Missing from the price summaries are the packer owned cattle (153). Carcass characteristics and volume can be monitored to see if packers own cattle that differ from average cattle. That report also summarizes the forward contract volume and different basis metrics. Differences among the various prices can be partially explained by considering the premiums and discounts (155).

A separate report, cows and bulls (168), is helpful for gaining regional insights into what is being sold. Only a couple reports are aggregated further, the monthly committed and delivered report (143) and the 5-Area series (annually in 170 and monthly in 180). Knowing the volume delivered on a monthly level seems to make more sense than on a weekly level, especially for regional breakdowns. The aggregations also distinguish between aberrations and trends.
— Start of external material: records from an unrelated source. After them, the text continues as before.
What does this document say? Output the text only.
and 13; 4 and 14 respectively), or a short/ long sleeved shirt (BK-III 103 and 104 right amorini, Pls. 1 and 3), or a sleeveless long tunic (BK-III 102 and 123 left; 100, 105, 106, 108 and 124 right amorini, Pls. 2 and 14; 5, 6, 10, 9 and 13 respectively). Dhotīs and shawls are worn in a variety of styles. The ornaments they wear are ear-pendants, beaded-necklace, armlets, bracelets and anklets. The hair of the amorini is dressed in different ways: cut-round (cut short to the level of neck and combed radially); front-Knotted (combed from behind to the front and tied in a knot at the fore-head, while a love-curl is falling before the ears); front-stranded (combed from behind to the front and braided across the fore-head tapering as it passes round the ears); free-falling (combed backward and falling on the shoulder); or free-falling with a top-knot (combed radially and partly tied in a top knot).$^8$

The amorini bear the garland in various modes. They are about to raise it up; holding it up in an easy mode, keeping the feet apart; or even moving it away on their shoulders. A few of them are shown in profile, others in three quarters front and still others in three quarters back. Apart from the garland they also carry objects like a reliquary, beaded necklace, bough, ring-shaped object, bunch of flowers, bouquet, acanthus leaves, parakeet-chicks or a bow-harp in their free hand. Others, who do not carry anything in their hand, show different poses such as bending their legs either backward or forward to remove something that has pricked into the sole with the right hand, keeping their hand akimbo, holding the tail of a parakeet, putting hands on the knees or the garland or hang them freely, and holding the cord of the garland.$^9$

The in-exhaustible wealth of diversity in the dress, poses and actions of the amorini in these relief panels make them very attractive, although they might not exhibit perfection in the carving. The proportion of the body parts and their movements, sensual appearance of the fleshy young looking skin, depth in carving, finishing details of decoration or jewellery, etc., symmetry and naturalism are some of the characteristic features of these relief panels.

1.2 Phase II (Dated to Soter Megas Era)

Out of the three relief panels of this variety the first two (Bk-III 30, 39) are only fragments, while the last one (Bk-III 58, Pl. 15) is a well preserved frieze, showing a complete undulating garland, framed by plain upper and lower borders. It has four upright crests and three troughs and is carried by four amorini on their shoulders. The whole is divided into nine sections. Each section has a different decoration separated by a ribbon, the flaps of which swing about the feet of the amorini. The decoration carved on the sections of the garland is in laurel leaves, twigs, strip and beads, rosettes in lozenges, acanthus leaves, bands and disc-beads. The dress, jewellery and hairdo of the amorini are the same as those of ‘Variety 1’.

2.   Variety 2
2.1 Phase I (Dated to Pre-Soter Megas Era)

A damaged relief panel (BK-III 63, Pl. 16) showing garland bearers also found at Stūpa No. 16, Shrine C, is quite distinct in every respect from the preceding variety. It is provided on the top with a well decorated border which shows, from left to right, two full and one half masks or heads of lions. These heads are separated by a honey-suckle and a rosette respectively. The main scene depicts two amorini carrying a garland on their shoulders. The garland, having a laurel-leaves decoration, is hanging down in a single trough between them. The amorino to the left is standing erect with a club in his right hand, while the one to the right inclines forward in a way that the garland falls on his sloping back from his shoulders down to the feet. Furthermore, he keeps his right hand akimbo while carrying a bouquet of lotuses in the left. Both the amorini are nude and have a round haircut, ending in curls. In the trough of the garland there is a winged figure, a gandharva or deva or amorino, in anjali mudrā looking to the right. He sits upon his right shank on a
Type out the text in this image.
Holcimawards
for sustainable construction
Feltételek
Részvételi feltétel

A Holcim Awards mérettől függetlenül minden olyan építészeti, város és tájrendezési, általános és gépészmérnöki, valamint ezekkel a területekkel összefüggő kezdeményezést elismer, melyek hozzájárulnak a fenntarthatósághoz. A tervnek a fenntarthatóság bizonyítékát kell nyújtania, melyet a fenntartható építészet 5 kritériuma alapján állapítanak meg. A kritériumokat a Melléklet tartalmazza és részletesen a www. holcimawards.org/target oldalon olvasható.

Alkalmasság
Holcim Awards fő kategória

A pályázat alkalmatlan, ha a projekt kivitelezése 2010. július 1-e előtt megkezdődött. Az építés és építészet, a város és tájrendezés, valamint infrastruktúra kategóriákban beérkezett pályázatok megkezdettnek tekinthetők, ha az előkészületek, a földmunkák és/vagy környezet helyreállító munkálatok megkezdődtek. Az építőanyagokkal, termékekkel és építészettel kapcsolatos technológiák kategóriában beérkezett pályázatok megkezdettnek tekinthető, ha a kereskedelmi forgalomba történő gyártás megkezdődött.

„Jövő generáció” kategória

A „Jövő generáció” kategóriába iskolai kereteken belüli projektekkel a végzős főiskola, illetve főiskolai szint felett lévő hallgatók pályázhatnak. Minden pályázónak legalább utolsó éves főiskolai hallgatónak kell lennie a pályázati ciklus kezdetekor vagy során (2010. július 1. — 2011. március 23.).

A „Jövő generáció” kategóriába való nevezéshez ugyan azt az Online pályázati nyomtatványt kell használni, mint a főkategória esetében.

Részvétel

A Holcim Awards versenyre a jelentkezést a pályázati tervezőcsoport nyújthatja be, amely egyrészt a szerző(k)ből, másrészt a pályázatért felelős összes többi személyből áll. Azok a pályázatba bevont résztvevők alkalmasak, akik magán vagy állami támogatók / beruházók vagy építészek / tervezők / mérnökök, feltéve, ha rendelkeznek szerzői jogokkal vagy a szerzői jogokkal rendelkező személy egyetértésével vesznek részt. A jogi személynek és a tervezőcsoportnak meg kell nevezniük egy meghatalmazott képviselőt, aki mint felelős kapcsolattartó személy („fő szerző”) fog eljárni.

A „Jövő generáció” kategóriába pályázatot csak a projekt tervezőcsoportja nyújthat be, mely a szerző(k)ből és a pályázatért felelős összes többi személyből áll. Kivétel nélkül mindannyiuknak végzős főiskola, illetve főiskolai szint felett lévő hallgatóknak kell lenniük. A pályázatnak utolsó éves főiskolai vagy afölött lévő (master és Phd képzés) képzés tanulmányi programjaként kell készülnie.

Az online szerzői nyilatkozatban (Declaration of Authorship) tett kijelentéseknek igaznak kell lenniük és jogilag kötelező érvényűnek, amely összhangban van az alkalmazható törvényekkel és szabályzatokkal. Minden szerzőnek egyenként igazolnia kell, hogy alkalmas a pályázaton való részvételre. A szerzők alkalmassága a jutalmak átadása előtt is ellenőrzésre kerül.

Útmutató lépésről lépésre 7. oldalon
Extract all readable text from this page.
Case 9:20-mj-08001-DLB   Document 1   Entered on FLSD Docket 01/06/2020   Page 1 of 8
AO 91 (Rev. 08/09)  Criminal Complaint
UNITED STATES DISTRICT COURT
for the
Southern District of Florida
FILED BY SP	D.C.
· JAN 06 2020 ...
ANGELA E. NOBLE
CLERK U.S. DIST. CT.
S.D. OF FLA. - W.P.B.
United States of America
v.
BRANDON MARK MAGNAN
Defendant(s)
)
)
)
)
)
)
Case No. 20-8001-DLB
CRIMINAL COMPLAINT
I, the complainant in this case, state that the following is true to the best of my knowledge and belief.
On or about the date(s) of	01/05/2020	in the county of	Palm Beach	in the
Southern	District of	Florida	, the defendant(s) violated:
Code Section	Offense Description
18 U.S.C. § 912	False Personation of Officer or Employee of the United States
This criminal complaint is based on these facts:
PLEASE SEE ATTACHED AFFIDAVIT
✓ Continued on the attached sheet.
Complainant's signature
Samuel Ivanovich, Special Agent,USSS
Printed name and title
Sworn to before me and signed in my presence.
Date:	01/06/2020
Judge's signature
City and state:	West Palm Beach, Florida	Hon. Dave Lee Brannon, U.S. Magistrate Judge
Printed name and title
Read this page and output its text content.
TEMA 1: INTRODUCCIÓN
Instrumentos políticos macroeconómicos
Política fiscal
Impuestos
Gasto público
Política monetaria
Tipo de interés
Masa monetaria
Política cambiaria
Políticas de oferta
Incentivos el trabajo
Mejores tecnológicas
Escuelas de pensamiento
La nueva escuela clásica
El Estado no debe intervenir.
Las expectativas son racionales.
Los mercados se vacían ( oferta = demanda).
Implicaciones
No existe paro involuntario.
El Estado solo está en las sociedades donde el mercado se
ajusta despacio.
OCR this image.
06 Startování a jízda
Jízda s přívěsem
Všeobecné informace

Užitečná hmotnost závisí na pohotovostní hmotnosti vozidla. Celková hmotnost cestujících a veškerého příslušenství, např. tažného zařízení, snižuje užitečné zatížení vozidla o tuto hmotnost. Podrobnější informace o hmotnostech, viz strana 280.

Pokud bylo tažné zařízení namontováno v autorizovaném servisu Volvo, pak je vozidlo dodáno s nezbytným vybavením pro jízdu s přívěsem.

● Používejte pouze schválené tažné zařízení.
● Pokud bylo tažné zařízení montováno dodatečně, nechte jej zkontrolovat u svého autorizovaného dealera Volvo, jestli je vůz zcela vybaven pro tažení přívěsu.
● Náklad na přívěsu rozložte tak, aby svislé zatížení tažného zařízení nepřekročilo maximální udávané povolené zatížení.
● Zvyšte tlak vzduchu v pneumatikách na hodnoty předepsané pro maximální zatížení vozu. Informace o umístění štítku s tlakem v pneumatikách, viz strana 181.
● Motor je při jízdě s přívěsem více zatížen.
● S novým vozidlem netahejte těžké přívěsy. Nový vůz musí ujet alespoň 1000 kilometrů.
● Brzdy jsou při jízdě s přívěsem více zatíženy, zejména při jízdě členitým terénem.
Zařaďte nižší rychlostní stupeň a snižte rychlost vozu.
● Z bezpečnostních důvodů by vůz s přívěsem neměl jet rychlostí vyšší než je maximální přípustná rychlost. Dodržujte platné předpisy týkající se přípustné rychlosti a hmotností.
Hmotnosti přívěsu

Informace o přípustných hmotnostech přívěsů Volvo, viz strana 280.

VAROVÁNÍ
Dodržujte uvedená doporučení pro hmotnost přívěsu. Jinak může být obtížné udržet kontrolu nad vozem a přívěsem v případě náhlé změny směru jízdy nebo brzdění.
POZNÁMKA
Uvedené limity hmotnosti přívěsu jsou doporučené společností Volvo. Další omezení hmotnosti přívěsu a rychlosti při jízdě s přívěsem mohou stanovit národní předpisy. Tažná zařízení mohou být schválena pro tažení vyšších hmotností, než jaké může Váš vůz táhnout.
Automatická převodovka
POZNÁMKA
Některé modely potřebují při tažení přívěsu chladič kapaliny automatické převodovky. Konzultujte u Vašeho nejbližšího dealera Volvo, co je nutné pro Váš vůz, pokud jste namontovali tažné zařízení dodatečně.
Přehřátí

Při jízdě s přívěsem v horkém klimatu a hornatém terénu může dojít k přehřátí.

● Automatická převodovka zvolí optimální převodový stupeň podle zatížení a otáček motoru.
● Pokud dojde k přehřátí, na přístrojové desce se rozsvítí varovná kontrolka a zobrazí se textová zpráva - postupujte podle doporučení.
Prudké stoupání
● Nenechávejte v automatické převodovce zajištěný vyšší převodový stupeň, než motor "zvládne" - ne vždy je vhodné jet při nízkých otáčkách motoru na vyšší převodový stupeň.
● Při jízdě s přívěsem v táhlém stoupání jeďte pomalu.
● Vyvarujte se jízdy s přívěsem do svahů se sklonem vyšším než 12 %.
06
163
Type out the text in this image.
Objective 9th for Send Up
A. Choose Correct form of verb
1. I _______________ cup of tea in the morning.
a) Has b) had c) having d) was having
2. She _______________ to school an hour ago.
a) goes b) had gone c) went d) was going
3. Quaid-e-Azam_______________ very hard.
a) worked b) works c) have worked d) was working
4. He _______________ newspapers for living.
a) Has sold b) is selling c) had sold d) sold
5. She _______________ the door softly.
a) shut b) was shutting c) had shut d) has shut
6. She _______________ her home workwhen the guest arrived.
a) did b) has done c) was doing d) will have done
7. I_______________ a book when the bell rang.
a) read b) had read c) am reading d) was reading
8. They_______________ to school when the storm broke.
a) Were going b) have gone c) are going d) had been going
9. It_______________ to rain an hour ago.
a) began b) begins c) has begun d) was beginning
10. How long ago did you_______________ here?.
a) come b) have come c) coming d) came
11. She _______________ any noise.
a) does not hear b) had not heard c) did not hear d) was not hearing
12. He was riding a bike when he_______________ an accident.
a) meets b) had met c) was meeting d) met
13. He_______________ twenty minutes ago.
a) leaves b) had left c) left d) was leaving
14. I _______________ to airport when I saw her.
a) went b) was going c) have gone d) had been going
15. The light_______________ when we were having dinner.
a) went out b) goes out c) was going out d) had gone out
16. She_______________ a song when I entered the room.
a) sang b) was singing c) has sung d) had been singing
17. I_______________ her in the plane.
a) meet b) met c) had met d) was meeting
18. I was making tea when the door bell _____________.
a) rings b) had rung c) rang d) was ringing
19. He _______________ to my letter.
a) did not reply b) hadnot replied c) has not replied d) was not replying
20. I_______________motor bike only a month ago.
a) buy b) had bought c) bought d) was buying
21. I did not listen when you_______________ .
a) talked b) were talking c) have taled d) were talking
Before mandatory reporting, there was looming concern that the shrinking percentage of spot market trades was leaving too much uncertainty in the market. Mandatory reporting gives clear insight into packer-owned and formula-purchased cattle that would be hard to replicate or imagine in a voluntary setting. The forward contract information is unique under mandatory reporting because it is comprehensive. Over time the various reports have added more distribution information to the series, which also relies on the comprehensive nature of mandatory reporting.